Всё больше он стал получать писем, в которых каждый, выставляя себя вперёд, уверял себя же в чистоте своих отношений к нему; порочил и почти неблагодарно клеветал на других, уверяя, что они ему льстят только из своих выгод, что они его не знают вовсе, что любят его только по его сочинениям. В мыслях своих, казалось Николаю Васильевичу, они сделали из него игрушку, бесхарактерного человека, который вовсе не знал людей, менялся в мыслях и переходил от одного к другому. И вместе с тем придавали ему такие качества, которые явно противоречили такому бесхарактерному человеку. Каждый из них составлял себе свой собственный идеал, им же сочинённый образ и характер, и сражался с собственными сочинениями в полной уверенности, что сражался с Гоголем. Недоразумения доходили до таких оскорбительных подозрений, и притом по таким чувствительным и тонким струнам, о которых даже и не могли подозревать наносившие удары, что вся его и без того больная душа, вся изнылась и исстрадалась до крайней степени. Было тяжело ещё и от того, что оправдываться не было никакой возможности, да и не хотелось оправдываться.

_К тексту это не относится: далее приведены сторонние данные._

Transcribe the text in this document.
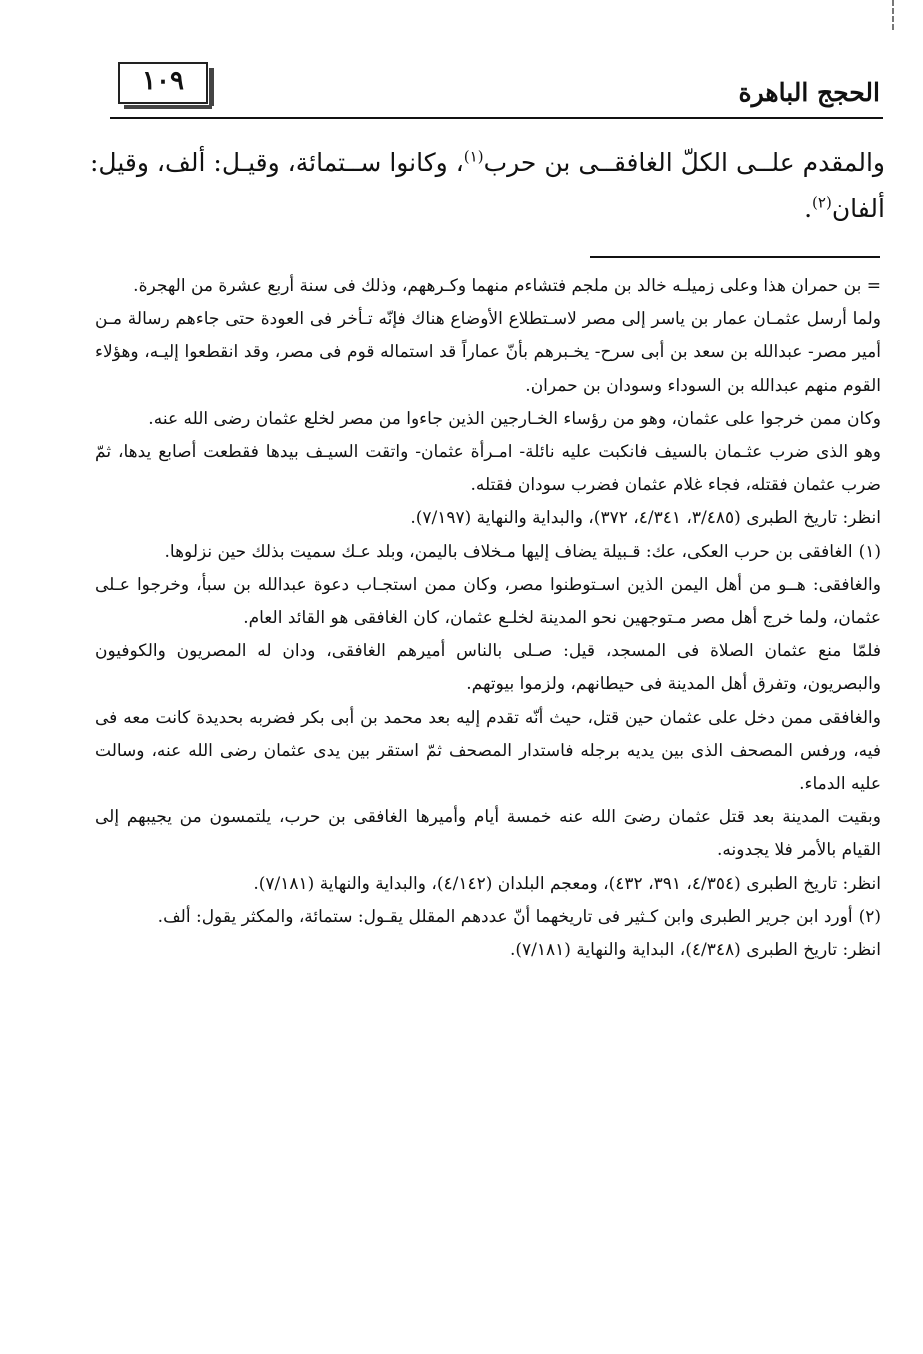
١٠٩	الحجج الباهرة
والمقدم علــى الكلّ الغافقــى بن حرب$^{(١)}$، وكانوا ســتمائة، وقيـل: ألف، وقيل: ألفان$^{(٢)}$.

= بن حمران هذا وعلى زميلـه خالد بن ملجم فتشاءم منهما وكـرههم، وذلك فى سنة أربع عشرة من الهجرة.

ولما أرسل عثمـان عمار بن ياسر إلى مصر لاسـتطلاع الأوضاع هناك فإنّه تـأخر فى العودة حتى جاءهم رسالة مـن أمير مصر- عبدالله بن سعد بن أبى سرح- يخـبرهم بأنّ عماراً قد استماله قوم فى مصر، وقد انقطعوا إليـه، وهؤلاء القوم منهم عبدالله بن السوداء وسودان بن حمران.

وكان ممن خرجوا على عثمان، وهو من رؤساء الخـارجين الذين جاءوا من مصر لخلع عثمان رضى الله عنه.

وهو الذى ضرب عثـمان بالسيف فانكبت عليه نائلة- امـرأة عثمان- واتقت السيـف بيدها فقطعت أصابع يدها، ثمّ ضرب عثمان فقتله، فجاء غلام عثمان فضرب سودان فقتله.

انظر: تاريخ الطبرى (٣/٤٨٥، ٤/٣٤١، ٣٧٢)، والبداية والنهاية (٧/١٩٧).

(١)الغافقى بن حرب العكى، عك: قـبيلة يضاف إليها مـخلاف باليمن، وبلد عـك سميت بذلك حين نزلوها.

والغافقى: هــو من أهل اليمن الذين اسـتوطنوا مصر، وكان ممن استجـاب دعوة عبدالله بن سبأ، وخرجوا عـلى عثمان، ولما خرج أهل مصر مـتوجهين نحو المدينة لخلـع عثمان، كان الغافقى هو القائد العام.

فلمّا منع عثمان الصلاة فى المسجد، قيل: صـلى بالناس أميرهم الغافقى، ودان له المصريون والكوفيون والبصريون، وتفرق أهل المدينة فى حيطانهم، ولزموا بيوتهم.

والغافقى ممن دخل على عثمان حين قتل، حيث أنّه تقدم إليه بعد محمد بن أبى بكر فضربه بحديدة كانت معه فى فيه، ورفس المصحف الذى بين يديه برجله فاستدار المصحف ثمّ استقر بين يدى عثمان رضى الله عنه، وسالت عليه الدماء.

وبقيت المدينة بعد قتل عثمان رضىَ الله عنه خمسة أيام وأميرها الغافقى بن حرب، يلتمسون من يجيبهم إلى القيام بالأمر فلا يجدونه.

انظر: تاريخ الطبرى (٤/٣٥٤، ٣٩١، ٤٣٢)، ومعجم البلدان (٤/١٤٢)، والبداية والنهاية (٧/١٨١).

(٢)أورد ابن جرير الطبرى وابن كـثير فى تاريخهما أنّ عددهم المقلل يقـول: ستمائة، والمكثر يقول: ألف.

انظر: تاريخ الطبرى (٤/٣٤٨)، البداية والنهاية (٧/١٨١).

Оправдываться было нельзя потому, что слишком много нужно было вразумлять, слишком много раскрывать свою внутреннюю историю. А при мысли о таком труде и самая его мысль приходила в отчаянье, видя перед собой бесконечные страницы. Притом всякое его оправдание было бы ему в обвинение. Оставалось одно – обвинять до времени себя самого, чтобы как-нибудь успокоить общество, а выждав время, когда души противников будут более-менее смягчены, открыть им исподволь настоящее дело. Как же всё оказалось запутано в совершенно простых вещах…
Болезнь прогрессировала. Всё чаще Николай Васильевич прибывал в больном и расстроенном состоянии. Временами становилось несколько лучше, временами вновь хуже. Он не мог в полную силу писать и трудиться, малейшая натуга повергала его в болезнь, а что всего хуже – с этим всякий раз соединялась тоска, от которой он не знал, куда бежать. Купания в водах Гастейна или в морской воде в Остенде лишь на время приносили ему облегчение. Подобное холодное лечение бранил он на все четыре стороны, говоря, что кроме каторги самого лечения никакого от него удовольствия, а пользы и на копейку нет. При том там и тут находились охотники до пророчеств, говорившие, что он не в силах будет выдержать всего курса.